Abel Truman wandered far behind the army’s lines, stumbling through the dark with the soft, mournful cries of the whippoorwill dogging his bloody heels. There was a bullet fast in his upper thigh that had not touched the bone, and another somewhere in the soft part of his trunk—a wound he was afraid to look at in case he was killed without knowing it.

The Union boy, when Abel found him, lay alone in back of the Confederate lines where their afternoon charge had reached its terminus in smoke and leafy green confusion. He lay alone in the deep woods with both eyes shot away and one knee blown redly open so a white, round knob of bone came poking through his trousers. Abel heard the soft, sick creak of the joint when the boy tried to sit up, and as his sack coat fell open, Abel saw a hole in the boy’s chest that he couldn’t have plugged with his thumb.

On hearing Abel enter the glade where he lay, the boy lifted a pistol from somewhere about his person and fired from his darkness at the greater dark beyond. Abel felt his arm destroyed. He fell, and when he reared back up the boy was dead, and Abel went pawing through his haversack after the smell of coffee.

Two days later, Abel stood before a tiny shack in the Wilderness fronted by another blue door, and this time, he was taken in. The reek
of human fear and human hurt, the warm sweetness of mother’s milk at the back of his throat—kindnesses he did not deserve.
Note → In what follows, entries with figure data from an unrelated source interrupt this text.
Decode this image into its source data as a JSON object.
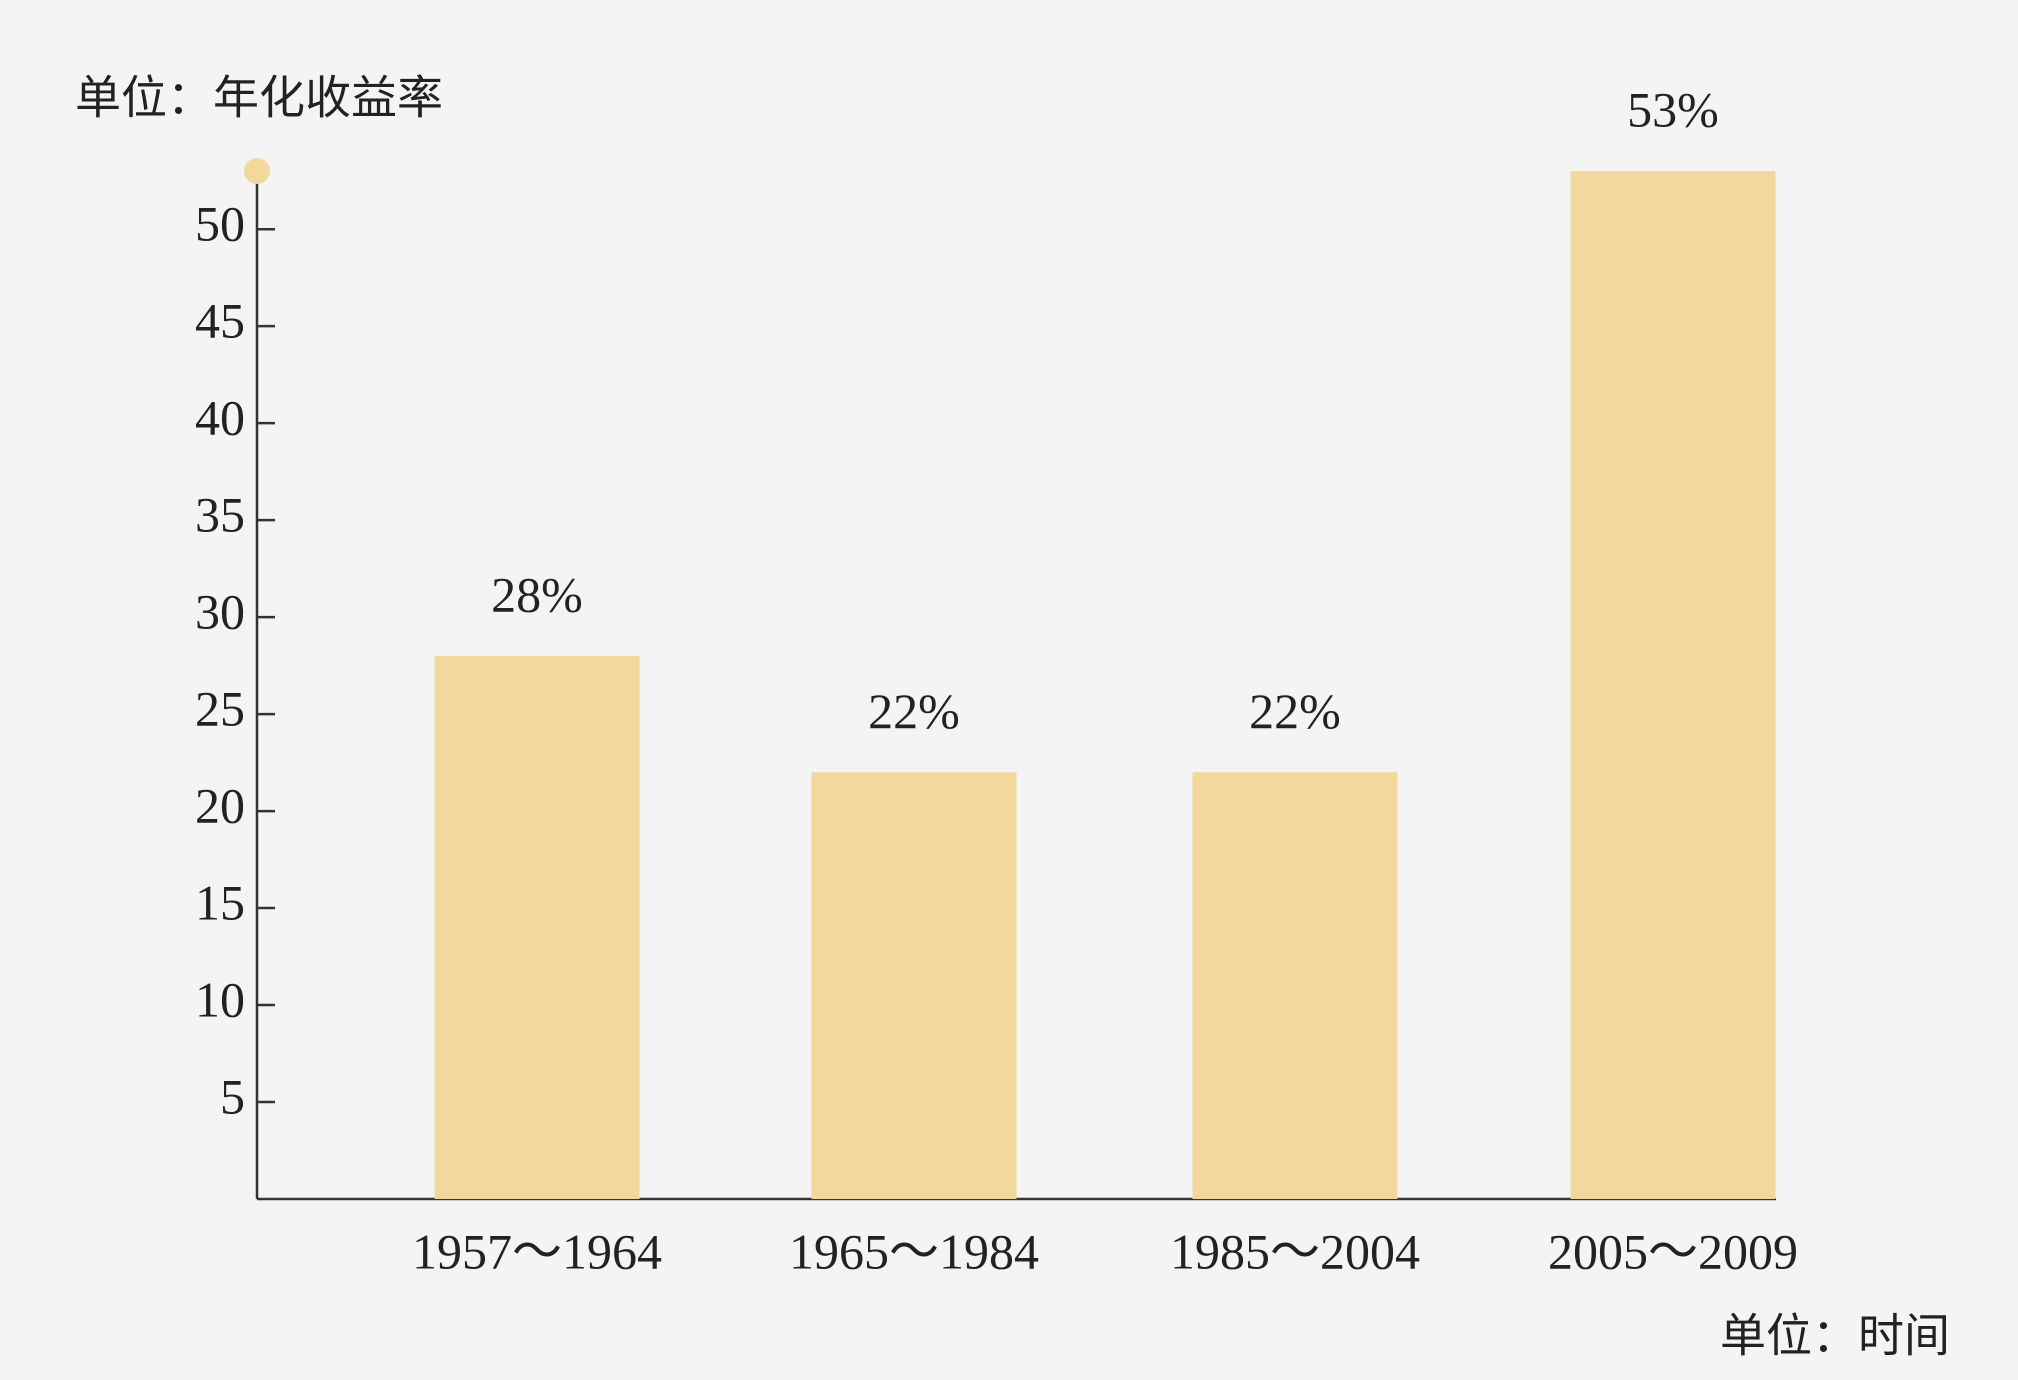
{
  "chart_data": {
    "type": "bar",
    "y_axis_label": "单位：年化收益率",
    "x_axis_label": "单位：时间",
    "categories": [
      "1957～1964",
      "1965～1984",
      "1985～2004",
      "2005～2009"
    ],
    "values": [
      28,
      22,
      22,
      53
    ],
    "value_labels": [
      "28%",
      "22%",
      "22%",
      "53%"
    ],
    "color": "#f2d99b",
    "ylim": [
      0,
      53
    ],
    "yticks": [
      5,
      10,
      15,
      20,
      25,
      30,
      35,
      40,
      45,
      50
    ],
    "grid": false
  }
}
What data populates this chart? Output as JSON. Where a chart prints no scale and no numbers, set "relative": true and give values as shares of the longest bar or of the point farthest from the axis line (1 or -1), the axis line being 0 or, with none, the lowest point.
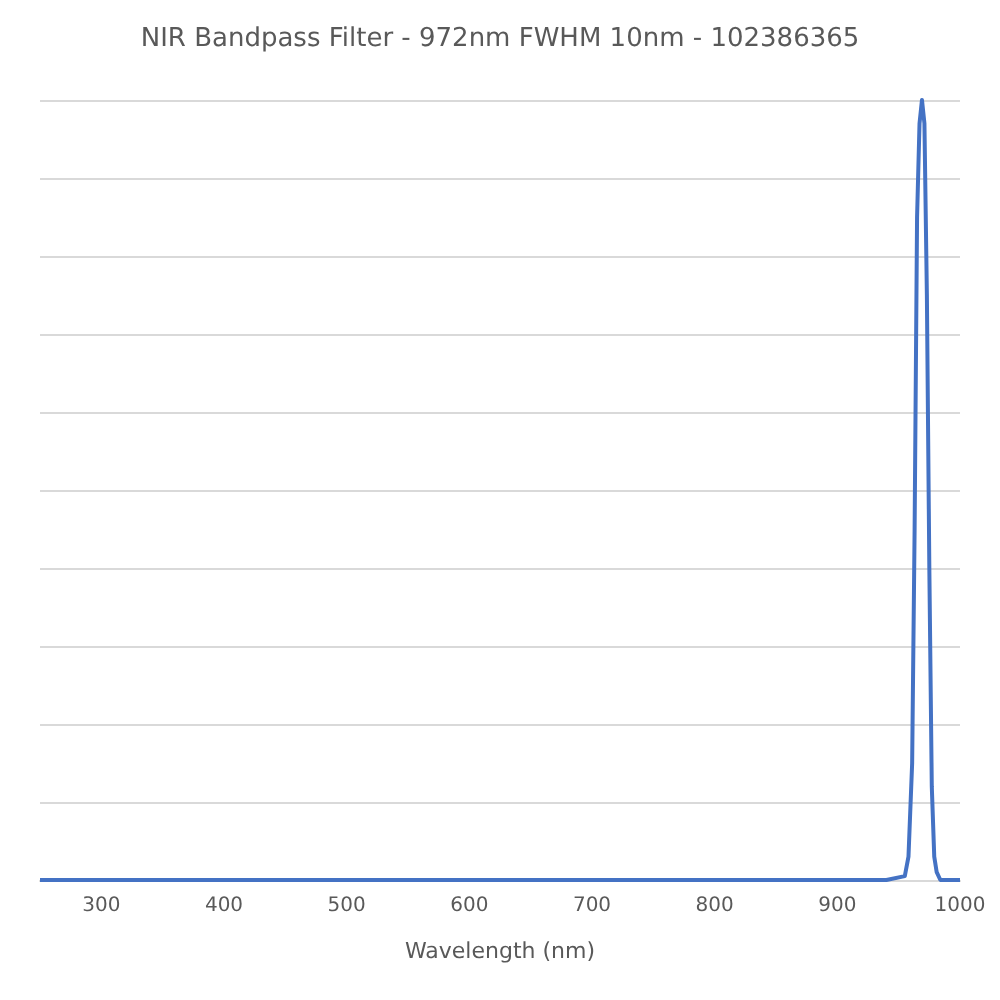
{
  "chart_data": {
    "type": "line",
    "title": "NIR Bandpass Filter - 972nm FWHM 10nm - 102386365",
    "xlabel": "Wavelength (nm)",
    "x": [
      250,
      400,
      600,
      800,
      940,
      955,
      958,
      961,
      963,
      965,
      967,
      969,
      971,
      973,
      975,
      977,
      979,
      981,
      984,
      990,
      1000
    ],
    "series": [
      {
        "color": "#4472c4",
        "values": [
          0,
          0,
          0,
          0,
          0,
          0.005,
          0.03,
          0.15,
          0.45,
          0.85,
          0.97,
          1,
          0.97,
          0.75,
          0.4,
          0.12,
          0.03,
          0.01,
          0,
          0,
          0
        ]
      }
    ],
    "relative": true,
    "xlim": [
      250,
      1000
    ],
    "xticks": [
      300,
      400,
      500,
      600,
      700,
      800,
      900,
      1000
    ],
    "grid": "y",
    "marker": "none",
    "line_style": "solid"
  }
}
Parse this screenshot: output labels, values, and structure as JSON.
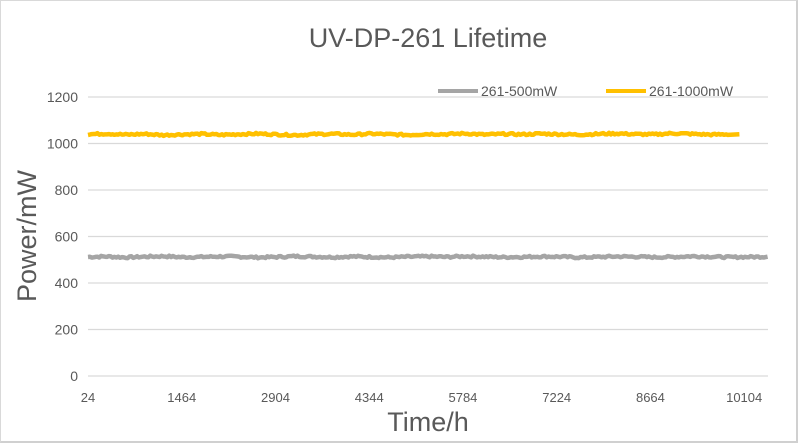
{
  "chart_data": {
    "type": "line",
    "title": "UV-DP-261 Lifetime",
    "xlabel": "Time/h",
    "ylabel": "Power/mW",
    "ylim": [
      0,
      1200
    ],
    "yticks": [
      0,
      200,
      400,
      600,
      800,
      1000,
      1200
    ],
    "xlim": [
      24,
      10470
    ],
    "xticks": [
      24,
      1464,
      2904,
      4344,
      5784,
      7224,
      8664,
      10104
    ],
    "grid": true,
    "legend": "top-right",
    "series": [
      {
        "name": "261-500mW",
        "color": "#a5a5a5",
        "x_start": 24,
        "x_end": 10464,
        "x_step": 290,
        "values": [
          512,
          514,
          510,
          513,
          515,
          511,
          512,
          514,
          513,
          510,
          512,
          515,
          513,
          511,
          514,
          512,
          510,
          513,
          514,
          512,
          515,
          513,
          511,
          512,
          514,
          513,
          510,
          512,
          514,
          513,
          511,
          512,
          515,
          513,
          511,
          512,
          513
        ]
      },
      {
        "name": "261-1000mW",
        "color": "#ffc000",
        "x_start": 24,
        "x_end": 10030,
        "x_step": 290,
        "values": [
          1040,
          1042,
          1038,
          1041,
          1036,
          1039,
          1041,
          1037,
          1040,
          1042,
          1039,
          1036,
          1040,
          1041,
          1038,
          1042,
          1039,
          1037,
          1041,
          1040,
          1043,
          1038,
          1041,
          1039,
          1042,
          1040,
          1038,
          1041,
          1043,
          1040,
          1039,
          1044,
          1041,
          1038,
          1040
        ]
      }
    ]
  }
}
A wind had risen on the coast. It blew sea foam along the beach and froze the gulls mid-flight, static and quiet, as though hung by threads from the dark clouds. The old man knelt in the wind beside the old door with his hard palm covering his mouth and his rifle crosswise on his lap. Nearby, the dog sat watching. When the old man sat unmoving for a long time, the dog came up, tilted its head to one side, and turned three tight circles before settling onto the sand.

Abel uncovered his face. He took a great, deep breath. The dog stood quickly. The wind set the old man’s clothes to snapping and stood the dog’s thick fur at strange angles. The old man’s crippled arm ached, as it often did in cold wind. He took a long last look at the blue door, then silently gathered his things and set off for home with the dog running off ahead and the wind at his back, making the walking much easier.

Now, Abel Truman sat before his fire in the night with the dog lightly sleeping at his feet. Flames jumped orange and yellow from the shallow pit. He sat watching the water, remembering times gone by. When he reached down to stroke the dog behind its ears, it woke and looked at him, then sighed and settled its head between its paws to lie staring with contentment at the fire.

After a time, the old man stood and went into the dark shack. He held a small, burning stick plucked from the fire and with it lit two candle scraps standing palely from waxy puddles on a rough table. Tossing the stick back out the door onto the fire, Abel stood looking at his cot and, stacked beside it, the few volumes he read from each night before sleep. A dog-eared King James Bible with a worn calfskin cover. An old
Farmer’s Almanac
borrowed from Glenn Makers the year before last. Abel had read bits from the Bible and nearly all
the almanac—if for nothing else than to try and anchor himself in the world by staying aware of planting seasons and predicted weathers, now past. He touched with two fingers the covers of these and some few other books of his keeping, then turned to a shelf on the back wall where sat a small pine box.

The old man sniffed deeply and rubbed his cocked left arm. Through his shirt, he felt a thick map of scar tissue—the gristle grown through and around shattered bones that had knit themselves back all wrong. He imagined shriveled tendons embedded with old, cold, corroded flakes of metal that frayed the nerves yet still allowed him some little use of the hand. He thought of Hypatia and the taste of her milk. He thought of the blue door of the cabin she’d occupied in the dark of the Wilderness of Spotsylvania and of another blue door closed upon a home and family long lost. Abel took a breath and set the box on the table in the flickering candlelight.